Solo tu sai chi e come sei, e con quale scrupolo , passione , dedizione, serietà fai il tuo lavoro.


Ania

Siddhartha
21-06-2008, 19:42
cut

la prossima volta sta più attenta! :)
questa volta è andata bene perchè il farmaco è "innocuo", ma pensa cosa sarebbe potuto succedere nel caso si fosse trattato di un'altra molecola! ;)

io, le fiale che carico in siringa, le controllo sempre mille volte per scrupolo e le conservo sul carrello fino a quando il paziente non esce dalla sala...a volte basta anche sbagliare le sole diluizioni che si fanno casini! ;)

benzodiazepina
21-06-2008, 20:41
la prossima volta sta più attenta! :)
questa volta è andata bene perchè il farmaco è "innocuo", ma pensa cosa sarebbe potuto succedere nel caso si fosse trattato di un'altra molecola! ;)

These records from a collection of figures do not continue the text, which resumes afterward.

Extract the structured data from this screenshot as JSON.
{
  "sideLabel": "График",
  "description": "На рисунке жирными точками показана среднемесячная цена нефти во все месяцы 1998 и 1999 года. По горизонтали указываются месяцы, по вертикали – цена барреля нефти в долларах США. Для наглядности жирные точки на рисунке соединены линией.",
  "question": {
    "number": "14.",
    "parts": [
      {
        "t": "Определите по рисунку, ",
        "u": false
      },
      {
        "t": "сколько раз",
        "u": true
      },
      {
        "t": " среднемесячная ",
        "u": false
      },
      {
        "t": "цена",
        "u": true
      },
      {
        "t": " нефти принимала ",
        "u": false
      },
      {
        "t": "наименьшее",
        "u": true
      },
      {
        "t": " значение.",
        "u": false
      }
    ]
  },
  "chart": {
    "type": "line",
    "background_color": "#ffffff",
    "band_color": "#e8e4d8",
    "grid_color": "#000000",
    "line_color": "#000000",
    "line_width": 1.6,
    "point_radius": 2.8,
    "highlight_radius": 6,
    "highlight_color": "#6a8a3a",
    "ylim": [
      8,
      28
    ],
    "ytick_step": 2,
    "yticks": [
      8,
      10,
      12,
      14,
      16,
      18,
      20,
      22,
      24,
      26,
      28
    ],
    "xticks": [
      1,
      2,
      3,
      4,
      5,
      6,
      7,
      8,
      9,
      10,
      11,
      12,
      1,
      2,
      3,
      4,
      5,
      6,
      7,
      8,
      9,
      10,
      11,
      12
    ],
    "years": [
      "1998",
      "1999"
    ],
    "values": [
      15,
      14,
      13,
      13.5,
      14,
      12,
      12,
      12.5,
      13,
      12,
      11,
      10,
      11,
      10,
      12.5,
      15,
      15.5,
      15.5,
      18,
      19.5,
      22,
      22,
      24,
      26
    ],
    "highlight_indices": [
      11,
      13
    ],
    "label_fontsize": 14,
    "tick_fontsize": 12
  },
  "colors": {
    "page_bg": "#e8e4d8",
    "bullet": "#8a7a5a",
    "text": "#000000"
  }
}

io, le fiale che carico in siringa, le controllo sempre mille volte per scrupolo e le conservo sul carrello fino a quando il paziente non esce dalla sala...a volte basta anche sbagliare le sole diluizioni che si fanno casini! ;)
si si hai ragione...bisogna sempre stare attenti...in dialisi dove lavoro io ci sono e si fanno solo ed esclusivamente farmaci endovenosi (e a volte per bocca) quindi io e la mia collega siamo andate convinte in vena anzichè intramuscolo. Perchè in genere non facciamo mai voltaren ma sempre toradol o lixidol (endovenosi). Fortunatamente abbiamo fatto solo mezza fiala (circa 2-3 ml) (intorno alle 10:30). Subito ne abbiamo discusso con la dottoressa e a sua volta con altri colleghi medici, che hanno ribadito che se non era successo niente subito, non sarebbe successo niente in seguito. Dalle 10:30 fino a circa le 18 quando me ne sono andata non é successo niente...quindi credo che non succederà più niente. Diciamo che mi é servita da lezione. La prossima volta, anche per una semplice aspirina, controllerò se viene fatta effettivamente per bocca, o se in realtà é un'aspirina a supposta :D (per via anale).
P.S. Una cosa é certa...se fosse successo veramente qualcosa non me la sarei mai perdonata, non tanto per la responsabilità civile e penale, ma piuttosto per avere sulla coscienza un paziente...a cui tra l'altro sono molto affezionata (in dialisi sono sempre gli stessi pazienti quindi prima o poi ci si affeziona)

frankie
21-06-2008, 23:55
benzodiazepina sei un'infermiera?

No, è ansiolitica, ipnoindicente e miorilassante.

Non ce l'ho fatta a non scriverla.

Va beh rimetto la testa negli ERP (http://en.wikipedia.org/wiki/Event-related_potential) che è meglio

Siddhartha
22-06-2008, 02:00
No, è ansiolitica, ipnoindicente e miorilassante.

Non ce l'ho fatta a non scriverla.


:cry: :cry: :cry:

F1R3BL4D3
22-06-2008, 02:07
:cry: :cry: :cry:

:( Ti assicuro che, dal vivo, Frankie non è così.



:friend:




:asd:

naitsirhC
22-06-2008, 09:06
ania, forse non sai tanto la dinamica, e quindi per questo parli così...il fatto é successo ieri, ho discusso con il medico di turno che a sua volta ha discusso con altri suoi colleghi per telefono...secondo te io ce ne stavamo zitte zitte (io e mia collega) e venivo a chiedere qui???il medico di turno e anche altri medici avevano detto che non dovrebbe succedere niente se non é successo subito..quindi poi la cosa é stata chiusa...sono io che ho voluto indagare ulteriormente e chiedere qui sperando di trovare un medico che potesse sapere qualcosa. In realtà l'errore non l'ho fatto io da sola, ma insieme ad una mia collega più esperta, e non é segno di superficialità come volete far credere, é un errore che, per come é stata la dinamica, ci poteva stare
Quindi ribadisco, ania, non é che sono venuta direttamente qui a chiedere...figurati!!! Il caso é stato chiuso e sono stata io che ho voluto assicurarmi ulteriormente dopo che già altri medici ci avevano assicurato proprio perchè ci tengo ai pazienti, come se fossi io o mio parente (come hai detto tu)

Non è che stavate chiacchierando tra di voi ed avete proceduto senza verificare ciò che era riportato sulla fiala o sulla cartella del paziente?
Puoi spiegare meglio la dinamica?
Per capire se oltre al dolo si può escludere la colpa dovuta a superficialità, sbadataggine e mancanza delle più elementari regole di condotta professionale.